Income Prediction using a Census Regression Model

This directory contains a series of notebooks that demonstrate building a model to predict income using US census data.

The model will be built using TensorFlow and the Google Cloud Datalab Machine Learning Toolbox, which contains out-of-the-box models that can be easily applied to your data. In this sample, a regression model (a model that can be used to predict a continuous value) will be used. The specific type of regression model chosen for this sample is one that is implemented as a deep neural network.

The notebooks will use Google Cloud Machine Learning Engine to submit training jobs to train the model, and to deploy the resulting model for predictions. The notebooks will also use Google BigQuery and Google Cloud Dataflow at appropriate points in the sample.

Census Data

The sample uses the census/population datasets from the American Community Survey.

A copy of this data, extracted from the original zip file has been copied to Google Cloud Storage as a publicly accessible object at gs://cloud-datalab-samples/census/ss14psd.csv.

Workflow and Notebook Guide

A typical machine learning workflow spans multiple stages, and is iterative in nature, starting with data preparation and exploration, continuing on to training and model evaluation, and then deployment before the model is used in applications or other data pipelines to produce predictions.

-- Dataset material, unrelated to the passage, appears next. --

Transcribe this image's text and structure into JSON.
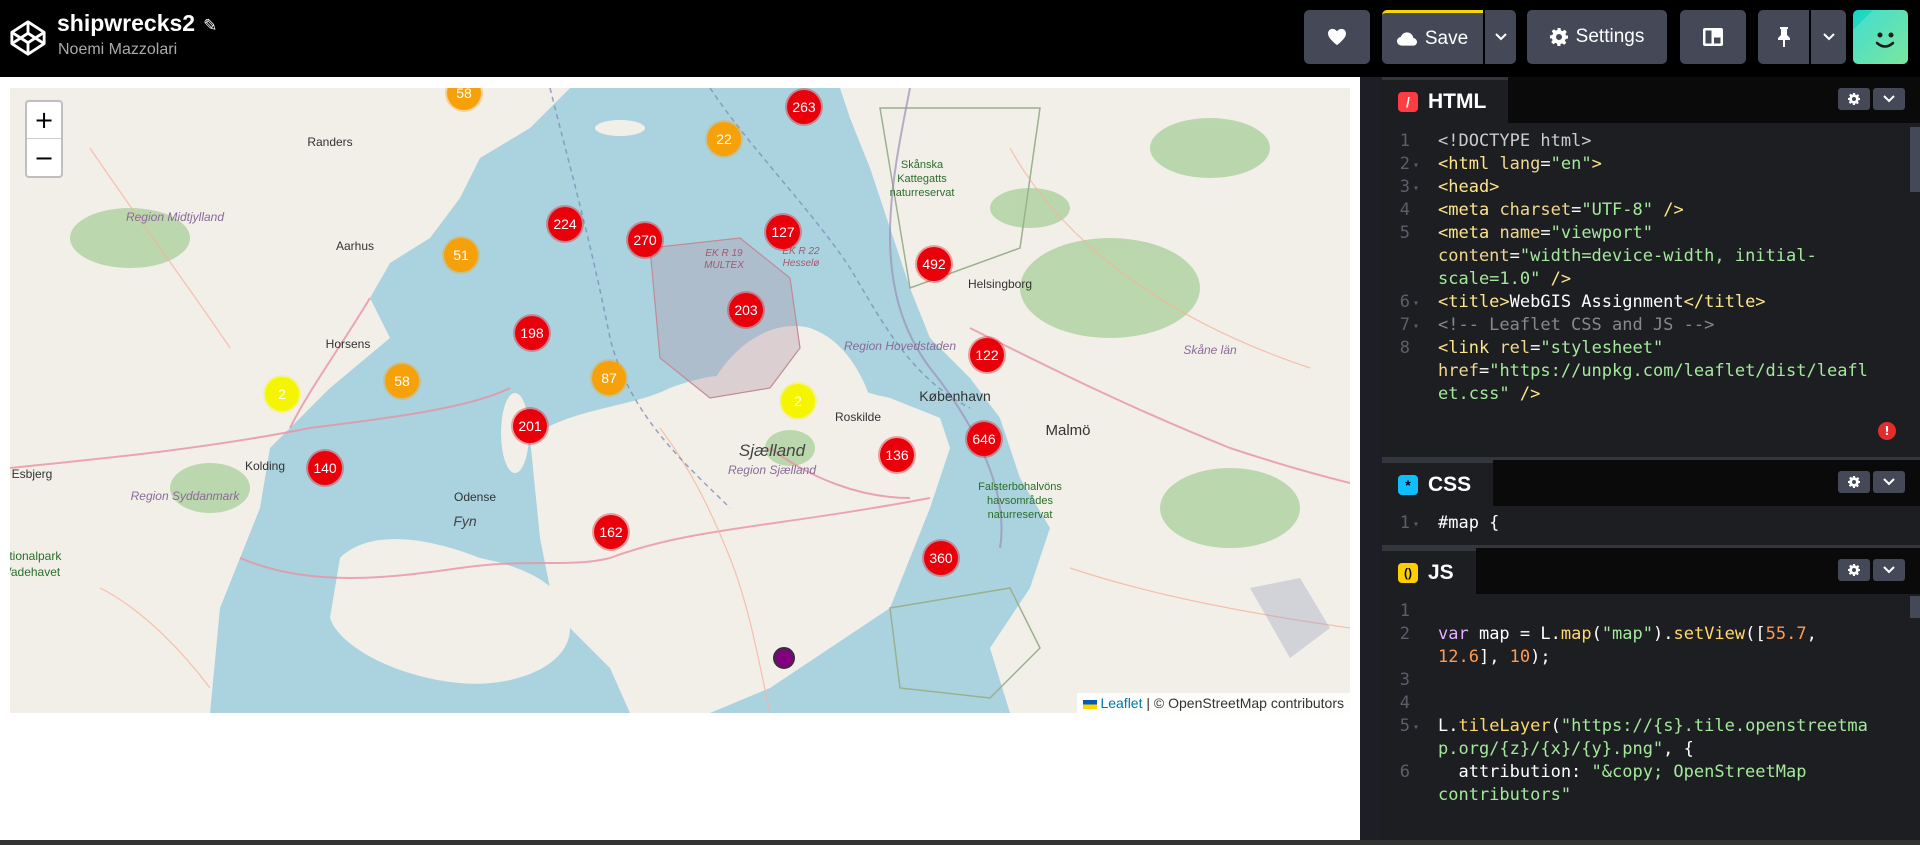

While practicing this workflow, the recommendation is to work with sample data and develop the model in the local Datalab environment before launching large scale jobs on Cloud. On Cloud, the services are optimized for large scale, which is essential for completing the task and harnessing the value of the entire dataset, but this can introduce hurdles in quick develop-test-validate iteration, as well as introduce latencies that get in the way of iteration on sample data.

The notebooks in this directory reflect this workflow.

  1. Local End to End - demonstrates the end-to-end development workflow, running locally in the Datalab environment.
  2. Service Preprocess - demonstrates data preparation and data analysis using data in Google Cloud Storage and BigQuery.
  3. Service Train - demonstrates training a model using Machine Learning Engine.
  4. Service Evaluate - demonstrates evaluating the resulting model using Dataflow and BigQuery.
  5. Service Predict - demonstrates deploying the model to Machine Learning Engine and using both online and batch prediction.